Pension crises will “start to bite” over the next ten years in super-aging societies, according to the World Economic Forum’s Global Risks Report for 2025. It specifically noted that some institutional funds may try to increase returns by allocating larger proportions of assets to riskier investments, such as private credit and cryptocurrency assets. With some accuracy, the report also stated that “these riskier investments will not always pay off.” That sentence in particular is working very hard. It describes a dynamic that is already actively taking place using their retirement savings and is hidden in a risk report that the majority of pension recipients will never read.

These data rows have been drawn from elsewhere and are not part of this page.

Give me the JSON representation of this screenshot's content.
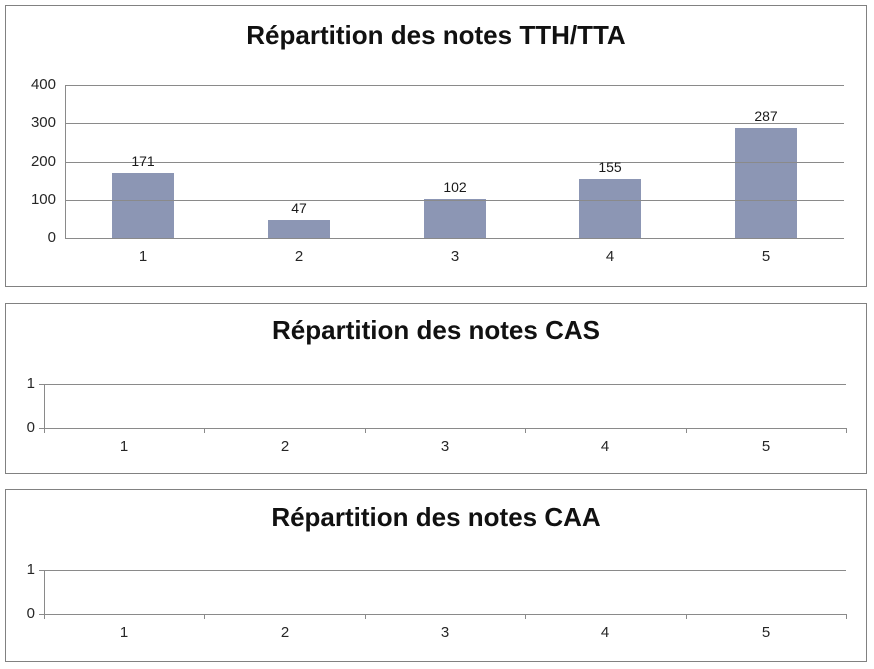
{
  "styles": {
    "background": "#FFFFFF",
    "panel_border_color": "#818181",
    "bar_color": "#8C96B4",
    "grid_color": "#8A8A8A",
    "axis_color": "#8A8A8A",
    "title_color": "#111111",
    "label_color": "#262626"
  },
  "chart_data": [
    {
      "type": "bar",
      "title": "Répartition des notes TTH/TTA",
      "categories": [
        "1",
        "2",
        "3",
        "4",
        "5"
      ],
      "values": [
        171,
        47,
        102,
        155,
        287
      ],
      "data_labels": [
        "171",
        "47",
        "102",
        "155",
        "287"
      ],
      "show_data_labels": true,
      "xlabel": "",
      "ylabel": "",
      "ylim": [
        0,
        400
      ],
      "yticks": [
        400,
        300,
        200,
        100,
        0
      ],
      "grid": true,
      "legend": "none"
    },
    {
      "type": "bar",
      "title": "Répartition des notes CAS",
      "categories": [
        "1",
        "2",
        "3",
        "4",
        "5"
      ],
      "values": [
        0,
        0,
        0,
        0,
        0
      ],
      "show_data_labels": false,
      "xlabel": "",
      "ylabel": "",
      "ylim": [
        0,
        1
      ],
      "yticks": [
        1,
        0
      ],
      "grid": true,
      "legend": "none"
    },
    {
      "type": "bar",
      "title": "Répartition des notes CAA",
      "categories": [
        "1",
        "2",
        "3",
        "4",
        "5"
      ],
      "values": [
        0,
        0,
        0,
        0,
        0
      ],
      "show_data_labels": false,
      "xlabel": "",
      "ylabel": "",
      "ylim": [
        0,
        1
      ],
      "yticks": [
        1,
        0
      ],
      "grid": true,
      "legend": "none"
    }
  ]
}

The math that made the investment strategy seem necessary is the underlying structural issue, not the strategy itself. As of 2016, the 20 biggest OECD economies were estimated to have a $78 trillion shortfall in their pension obligations; this number has not significantly changed since. At that time, private pensions in the United States were funded at about 82% of their liabilities, leaving a $3 trillion shortfall. The pension sector in the UK as a whole had a £736 billion funding deficit at 67.7%. These are not minor differences that call for slight corrections. Decades of insufficient contributions, overly optimistic return assumptions, and the fundamental demographic fact that people are living longer than the original models predicted all contributed to these structural deficiencies. In part, the move toward riskier assets is an effort to surpass the required return rate, which would otherwise necessitate the painful admission of how underfunded many of these systems truly are.
As all of this develops, it seems as though the decision-makers in charge of these funds are sincerely attempting to address a genuine issue under challenging circumstances, and the retirees whose money is involved have very little visibility into the process. It is reasonable for a municipal employee in Ohio or a teacher in California to believe that their pension fund is handling their deferred wages responsibly. The quality of the consultant advising the fund, the board’s judgment, the portfolio’s liquidity position, and the patience of markets that have recently shown they are not always patient all play a significant role in determining whether venture capital, private credit, or complex alternatives are considered prudent. The consultants are upbeat. Alternatives will perform better, according to the models. This is also what the nearby pension funds are doing. The question of whether that represents wisdom or the specific type of collective confidence that precedes a crisis is likely to remain unanswered until the next protracted market decline occurs and we observe how the illiquid half of these portfolios responds to pressure.